- Unilever plans to divest most of its tea business following a six-month review by placing them into a separate entity, the company said during its recent earnings call. The changes to its tea business would see Unilever divesting the Lipton brand in some areas while retaining it in other markets.
- Unilever said it plans to keep its tea business in India and Indonesia, where its Lipton brand is popular, as well as the joint partnership in its ready-to-drink tea joint venture with PepsiCo. The partnership between the two companies has PepsiCo focus on Lipton's ready-to-drink beverages while Unilever handles the leaf tea. Each company owns a 50% stake.
- "It does present a change going forward potentially with regard to the Lipton brand because if there is a different owner or a more separate operation of the Lipton brand in hot tea or leaf tea rather, then there'll be some need for some form of special arrangement," Graeme Pitkethly, Unilever's CFO, said in a Seeking Alpha transcript during the earnings call last week. "But given the essential difference between the two categories of ready-to-drink tea and leaf tea, we're sure that that's very manageable."
Unilever announced in January it was conducting a "strategic review" of its global tea business. Now half a year later, the consumer products giant has finally reached a decision where the company is ready to divest much of the slow-growing business but keep the best parts. As consumers have opted for more herbal varieties, black tea, which accounts for two thirds of the CPG giant’s tea segment, has fallen out of favor.
Allied Market Research estimated the global tea market size was valued at $55.1 billion in 2019 and could reach $69 billion by 2027, a compound annual growth rate of 6.6%. "Increase in trend of coffee consumption and fluctuating prices of raw materials caused by unpredictable climatic conditions act as the major restraint for this market," the firm said. "On the contrary, growth in demand for herbal tea and introduction of new flavor and variety of tea is anticipated to provide growth opportunities for the tea market."
Similar to Nestlé, Coca-Cola, PepsiCo and Kellogg, Unilever and other large food manufacturers have been boosting their portfolio with healthier and portable options while jettisoning brands that are slow growing. For Unilever, the decision to keep parts of the tea business hinges on where Lipton is especially popular, in India and Indonesia, or in the case of PepsiCo, a business that its CFO said during its earnings call has been "extremely successful." As shoppers consume more beverages on the go, ready-to-drink options such as those being made under the nearly 30-year-old Unilever-PepsiCo partnership are poised to thrive even more.
"It's one of those joint ventures where each party brings unique experiences, Unilever in terms of the brand and marketing capability and Pepsi in terms of their expertise in bottling and distribution, and it has worked very, very well for a long period of time," Pitkethly told analysts. "And that principally is the reason why we've left that out of the conclusion of the strategic review."

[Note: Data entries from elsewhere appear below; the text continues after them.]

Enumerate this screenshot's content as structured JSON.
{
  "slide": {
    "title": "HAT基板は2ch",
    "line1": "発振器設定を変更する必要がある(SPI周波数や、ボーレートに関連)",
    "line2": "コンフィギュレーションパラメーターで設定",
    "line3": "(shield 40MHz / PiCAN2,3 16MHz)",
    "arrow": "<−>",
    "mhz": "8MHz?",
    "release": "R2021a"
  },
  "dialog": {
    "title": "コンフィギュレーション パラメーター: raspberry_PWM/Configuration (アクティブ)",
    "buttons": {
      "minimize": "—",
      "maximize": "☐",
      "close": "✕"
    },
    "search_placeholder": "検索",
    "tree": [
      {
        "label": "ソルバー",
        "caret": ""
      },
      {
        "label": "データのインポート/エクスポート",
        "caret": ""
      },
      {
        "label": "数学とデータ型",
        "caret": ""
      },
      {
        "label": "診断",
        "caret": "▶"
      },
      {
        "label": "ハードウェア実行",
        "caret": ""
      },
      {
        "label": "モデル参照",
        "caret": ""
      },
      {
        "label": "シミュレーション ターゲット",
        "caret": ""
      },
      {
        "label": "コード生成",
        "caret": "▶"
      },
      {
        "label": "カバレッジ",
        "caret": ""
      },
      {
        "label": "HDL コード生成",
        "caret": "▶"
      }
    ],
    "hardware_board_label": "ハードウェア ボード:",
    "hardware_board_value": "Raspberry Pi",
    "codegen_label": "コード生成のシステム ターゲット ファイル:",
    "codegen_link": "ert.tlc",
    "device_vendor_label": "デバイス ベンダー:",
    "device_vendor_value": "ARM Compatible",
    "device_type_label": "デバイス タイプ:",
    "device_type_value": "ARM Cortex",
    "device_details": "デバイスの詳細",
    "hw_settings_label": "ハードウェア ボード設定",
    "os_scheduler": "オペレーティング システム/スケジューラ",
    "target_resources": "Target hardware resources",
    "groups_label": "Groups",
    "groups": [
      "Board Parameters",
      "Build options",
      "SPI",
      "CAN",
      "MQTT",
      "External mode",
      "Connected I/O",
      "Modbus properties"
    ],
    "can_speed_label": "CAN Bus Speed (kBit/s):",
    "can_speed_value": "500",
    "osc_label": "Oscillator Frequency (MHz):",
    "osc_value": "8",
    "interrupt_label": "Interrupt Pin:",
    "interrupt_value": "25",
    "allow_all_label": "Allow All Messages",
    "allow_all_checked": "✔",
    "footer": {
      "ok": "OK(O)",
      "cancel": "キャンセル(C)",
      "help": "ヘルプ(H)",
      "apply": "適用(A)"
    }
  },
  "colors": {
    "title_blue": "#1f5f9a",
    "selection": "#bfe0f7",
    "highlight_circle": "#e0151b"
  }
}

Analysts told Reuters that Unliever could eventually sell the tea business it is spinning off, or bring on a minority investor. As for the tea parts it is keeping involving Lipton, they told the news service that Unilever could sell the brand to a third party and license it back for the Indian and Indonesian businesses. It could then choose to sell its stake in the joint venture to PepsiCo. But as Pitkethly said last week, Unliever likes the success of the business in these areas. The CPG giant is probably in no hurry to act further despite looming complexities involving the Lipton name.